A LanguageModel configures LLM access for a LanguageCluster. The operator reads all LanguageModel resources in the namespace and registers them with the cluster's shared LiteLLM gateway — agents never hold API credentials or connect to model providers directly.

How It Works

One LiteLLM proxy (gateway) runs per LanguageCluster. When you add or remove a LanguageModel, the gateway restarts with the updated model list — no agent redeploy required.

Credential Management

API keys are never injected into agent pods. Store them in a Secret:

kubectl create secret generic anthropic-credentials \
  --from-literal=api-key=sk-ant-your-key-here

Reference the Secret from the model spec:

apiVersion: langop.io/v1alpha1
kind: LanguageModel
metadata:
  name: claude-sonnet
spec:
  provider: anthropic
  modelName: claude-sonnet-4-5
  apiKeySecretRef:
    name: anthropic-credentials
    key: api-key

The gateway pod mounts the Secret and presents a single OpenAI-compatible endpoint to agents. Rotating a key is a kubectl create secret operation — the gateway restarts, agents are unaffected.

Agent Integration

The operator injects two environment variables into every agent container:

Variable Value
MODEL_ENDPOINT http://gateway.<namespace>.svc.cluster.local:8000
LLM_MODEL Comma-separated list of model names from spec.models[].name

Both are also available through /etc/agent/config.yaml under the models: key:

models:
  claude-sonnet:
    role: primary
    provider: anthropic
    model: claude-sonnet-4-5
    endpoint: http://gateway.my-cluster.svc.cluster.local:8000

Agents call the gateway with the model name they want. The gateway routes to the correct upstream provider.

Supported Providers

Provider Value
Anthropic anthropic
OpenAI openai
Azure OpenAI azure
AWS Bedrock bedrock
Google Vertex AI vertex
Any OpenAI-compatible API openai-compatible
Custom LiteLLM config custom

Self-hosted models (Ollama, vLLM)

spec:
  provider: openai-compatible
  modelName: llama3.2
  endpoint: http://ollama.default.svc.cluster.local:11434/v1

No apiKeySecretRef needed for unauthenticated endpoints.

Multiple models

Agents can reference multiple models.
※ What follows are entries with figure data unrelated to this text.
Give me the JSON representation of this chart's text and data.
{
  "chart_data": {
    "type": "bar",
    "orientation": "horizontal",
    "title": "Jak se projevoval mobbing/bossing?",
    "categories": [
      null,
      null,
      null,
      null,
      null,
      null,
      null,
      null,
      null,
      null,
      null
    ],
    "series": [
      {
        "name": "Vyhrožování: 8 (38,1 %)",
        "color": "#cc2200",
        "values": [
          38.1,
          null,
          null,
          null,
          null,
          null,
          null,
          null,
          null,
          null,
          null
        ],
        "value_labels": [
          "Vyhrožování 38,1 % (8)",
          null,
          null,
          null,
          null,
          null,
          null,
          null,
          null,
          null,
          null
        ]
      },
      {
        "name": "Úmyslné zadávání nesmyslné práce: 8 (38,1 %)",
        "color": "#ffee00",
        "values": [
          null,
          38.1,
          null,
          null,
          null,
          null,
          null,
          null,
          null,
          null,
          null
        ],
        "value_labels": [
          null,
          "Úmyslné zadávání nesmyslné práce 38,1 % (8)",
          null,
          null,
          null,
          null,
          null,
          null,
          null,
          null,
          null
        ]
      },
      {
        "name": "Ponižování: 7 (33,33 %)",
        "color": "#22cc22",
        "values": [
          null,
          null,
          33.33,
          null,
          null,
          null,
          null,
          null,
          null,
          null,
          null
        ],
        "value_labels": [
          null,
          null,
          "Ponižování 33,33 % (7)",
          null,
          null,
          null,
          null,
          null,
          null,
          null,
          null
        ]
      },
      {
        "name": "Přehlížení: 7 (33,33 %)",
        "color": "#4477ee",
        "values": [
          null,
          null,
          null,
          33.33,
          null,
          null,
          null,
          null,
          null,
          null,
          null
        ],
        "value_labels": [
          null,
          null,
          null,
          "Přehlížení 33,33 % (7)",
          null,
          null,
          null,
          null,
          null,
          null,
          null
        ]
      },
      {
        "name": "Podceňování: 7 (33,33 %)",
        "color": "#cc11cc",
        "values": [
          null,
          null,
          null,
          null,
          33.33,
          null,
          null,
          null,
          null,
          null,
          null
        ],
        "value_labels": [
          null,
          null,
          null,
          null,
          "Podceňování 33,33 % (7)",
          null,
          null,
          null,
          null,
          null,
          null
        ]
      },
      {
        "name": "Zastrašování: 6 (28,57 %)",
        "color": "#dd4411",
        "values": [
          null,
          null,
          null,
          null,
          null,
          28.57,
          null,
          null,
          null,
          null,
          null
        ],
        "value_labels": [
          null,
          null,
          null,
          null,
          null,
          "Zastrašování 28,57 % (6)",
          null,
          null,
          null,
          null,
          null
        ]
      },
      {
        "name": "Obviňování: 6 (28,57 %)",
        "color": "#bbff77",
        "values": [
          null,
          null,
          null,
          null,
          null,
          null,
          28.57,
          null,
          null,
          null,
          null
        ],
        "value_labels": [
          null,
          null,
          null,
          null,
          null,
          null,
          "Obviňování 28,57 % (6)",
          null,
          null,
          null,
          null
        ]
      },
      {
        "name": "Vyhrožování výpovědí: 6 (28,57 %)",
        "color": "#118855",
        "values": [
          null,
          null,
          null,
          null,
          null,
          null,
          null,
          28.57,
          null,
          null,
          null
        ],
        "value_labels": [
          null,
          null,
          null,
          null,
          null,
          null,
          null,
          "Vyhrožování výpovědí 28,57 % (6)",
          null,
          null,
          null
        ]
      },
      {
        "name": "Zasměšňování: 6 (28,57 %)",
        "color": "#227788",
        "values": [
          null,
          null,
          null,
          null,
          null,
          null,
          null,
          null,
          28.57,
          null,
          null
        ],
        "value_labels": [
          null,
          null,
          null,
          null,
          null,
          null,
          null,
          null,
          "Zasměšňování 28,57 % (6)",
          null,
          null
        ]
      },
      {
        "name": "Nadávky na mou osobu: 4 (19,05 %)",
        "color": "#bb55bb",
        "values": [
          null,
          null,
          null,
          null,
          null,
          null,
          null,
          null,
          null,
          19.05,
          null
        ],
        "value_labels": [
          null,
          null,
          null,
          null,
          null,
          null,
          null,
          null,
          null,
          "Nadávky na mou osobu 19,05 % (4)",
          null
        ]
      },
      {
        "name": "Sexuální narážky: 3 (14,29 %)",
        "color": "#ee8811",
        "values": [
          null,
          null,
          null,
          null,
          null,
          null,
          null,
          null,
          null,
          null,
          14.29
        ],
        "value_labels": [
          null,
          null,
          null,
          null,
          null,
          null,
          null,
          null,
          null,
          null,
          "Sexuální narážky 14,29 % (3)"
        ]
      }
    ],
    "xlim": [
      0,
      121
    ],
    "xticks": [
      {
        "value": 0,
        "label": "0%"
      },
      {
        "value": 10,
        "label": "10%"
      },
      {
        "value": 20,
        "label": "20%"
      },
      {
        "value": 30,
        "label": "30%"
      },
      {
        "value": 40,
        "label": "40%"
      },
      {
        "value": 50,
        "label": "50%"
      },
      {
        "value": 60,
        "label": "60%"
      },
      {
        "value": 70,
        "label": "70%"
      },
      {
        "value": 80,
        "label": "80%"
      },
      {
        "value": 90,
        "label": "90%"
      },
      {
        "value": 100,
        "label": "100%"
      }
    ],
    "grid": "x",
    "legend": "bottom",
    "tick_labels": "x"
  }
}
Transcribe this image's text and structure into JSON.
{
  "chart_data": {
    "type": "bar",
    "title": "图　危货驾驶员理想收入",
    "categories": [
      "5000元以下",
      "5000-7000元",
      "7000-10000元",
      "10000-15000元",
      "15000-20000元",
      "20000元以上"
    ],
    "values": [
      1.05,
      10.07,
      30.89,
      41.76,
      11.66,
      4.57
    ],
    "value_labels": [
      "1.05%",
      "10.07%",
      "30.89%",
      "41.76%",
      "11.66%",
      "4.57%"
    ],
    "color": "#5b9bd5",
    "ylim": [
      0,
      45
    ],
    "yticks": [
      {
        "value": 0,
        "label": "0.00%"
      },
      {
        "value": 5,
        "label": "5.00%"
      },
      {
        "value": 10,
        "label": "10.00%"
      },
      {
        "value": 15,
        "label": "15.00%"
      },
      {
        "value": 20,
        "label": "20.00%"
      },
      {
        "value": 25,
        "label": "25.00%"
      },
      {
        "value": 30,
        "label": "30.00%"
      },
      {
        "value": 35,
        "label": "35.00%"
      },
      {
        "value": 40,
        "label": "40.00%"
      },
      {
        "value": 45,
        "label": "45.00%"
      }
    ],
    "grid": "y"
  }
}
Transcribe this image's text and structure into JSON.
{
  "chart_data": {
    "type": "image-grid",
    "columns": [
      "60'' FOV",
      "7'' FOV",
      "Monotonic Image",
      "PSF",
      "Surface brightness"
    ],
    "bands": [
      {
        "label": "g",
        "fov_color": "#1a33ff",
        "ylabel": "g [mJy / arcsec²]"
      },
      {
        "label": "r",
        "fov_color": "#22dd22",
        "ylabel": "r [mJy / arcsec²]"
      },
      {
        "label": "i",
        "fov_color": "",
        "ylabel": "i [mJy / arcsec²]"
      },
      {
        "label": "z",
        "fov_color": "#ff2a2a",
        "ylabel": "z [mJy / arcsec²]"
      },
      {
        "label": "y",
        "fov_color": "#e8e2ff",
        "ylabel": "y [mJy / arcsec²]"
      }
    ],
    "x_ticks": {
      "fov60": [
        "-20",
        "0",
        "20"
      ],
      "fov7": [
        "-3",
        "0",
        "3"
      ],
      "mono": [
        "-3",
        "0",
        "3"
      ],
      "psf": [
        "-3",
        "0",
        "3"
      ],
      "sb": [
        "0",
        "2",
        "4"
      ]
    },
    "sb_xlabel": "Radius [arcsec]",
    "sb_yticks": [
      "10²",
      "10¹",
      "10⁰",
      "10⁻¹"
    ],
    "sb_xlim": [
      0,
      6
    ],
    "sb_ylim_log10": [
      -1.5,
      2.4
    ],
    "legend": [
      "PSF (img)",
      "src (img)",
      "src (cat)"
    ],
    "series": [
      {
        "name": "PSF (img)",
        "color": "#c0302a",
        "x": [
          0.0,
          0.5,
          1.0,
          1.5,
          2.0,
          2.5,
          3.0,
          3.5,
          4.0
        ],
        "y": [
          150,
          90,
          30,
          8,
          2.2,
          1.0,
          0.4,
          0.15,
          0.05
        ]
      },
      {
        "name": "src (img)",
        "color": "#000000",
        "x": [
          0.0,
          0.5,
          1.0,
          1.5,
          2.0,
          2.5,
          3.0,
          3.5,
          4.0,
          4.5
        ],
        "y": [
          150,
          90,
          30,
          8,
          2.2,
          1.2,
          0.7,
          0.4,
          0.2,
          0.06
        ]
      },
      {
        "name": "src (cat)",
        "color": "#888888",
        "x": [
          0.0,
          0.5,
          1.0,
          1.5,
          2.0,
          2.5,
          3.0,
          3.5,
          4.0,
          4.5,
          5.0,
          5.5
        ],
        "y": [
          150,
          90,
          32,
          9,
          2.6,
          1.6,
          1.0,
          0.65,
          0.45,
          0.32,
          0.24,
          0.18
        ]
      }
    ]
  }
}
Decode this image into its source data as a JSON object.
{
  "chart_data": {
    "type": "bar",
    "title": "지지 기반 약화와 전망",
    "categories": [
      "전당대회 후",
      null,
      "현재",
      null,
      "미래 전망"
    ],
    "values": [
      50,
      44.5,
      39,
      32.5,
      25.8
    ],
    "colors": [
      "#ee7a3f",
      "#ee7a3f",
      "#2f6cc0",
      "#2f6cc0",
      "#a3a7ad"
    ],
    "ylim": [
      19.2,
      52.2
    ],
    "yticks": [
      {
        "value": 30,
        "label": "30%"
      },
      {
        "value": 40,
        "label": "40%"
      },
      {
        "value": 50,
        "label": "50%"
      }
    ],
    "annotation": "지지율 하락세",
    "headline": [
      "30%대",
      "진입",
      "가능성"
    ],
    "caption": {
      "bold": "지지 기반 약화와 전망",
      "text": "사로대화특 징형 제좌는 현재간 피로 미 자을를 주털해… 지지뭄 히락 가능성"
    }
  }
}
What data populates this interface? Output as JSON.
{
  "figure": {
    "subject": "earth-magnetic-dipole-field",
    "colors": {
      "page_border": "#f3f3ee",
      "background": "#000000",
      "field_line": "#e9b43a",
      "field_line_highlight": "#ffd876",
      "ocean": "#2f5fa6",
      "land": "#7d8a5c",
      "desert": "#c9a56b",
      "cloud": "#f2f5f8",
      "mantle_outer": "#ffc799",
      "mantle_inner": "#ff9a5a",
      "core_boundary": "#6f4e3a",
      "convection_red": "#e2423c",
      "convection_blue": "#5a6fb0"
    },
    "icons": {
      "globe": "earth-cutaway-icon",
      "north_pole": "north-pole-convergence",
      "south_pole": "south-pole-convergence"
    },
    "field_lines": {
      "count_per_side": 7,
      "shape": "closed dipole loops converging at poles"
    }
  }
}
Each model is registered with the same gateway; the agent chooses which to call at runtime:

# LanguageAgent
spec:
  models:
    - name: claude-sonnet   # primary
    - name: llama3          # fallback / secondary

Rate Limiting

spec:
  rateLimits:
    requestsPerMinute: 100
    tokensPerMinute: 50000

Limits are enforced by the shared gateway across all agents. Per-agent limits are not currently supported.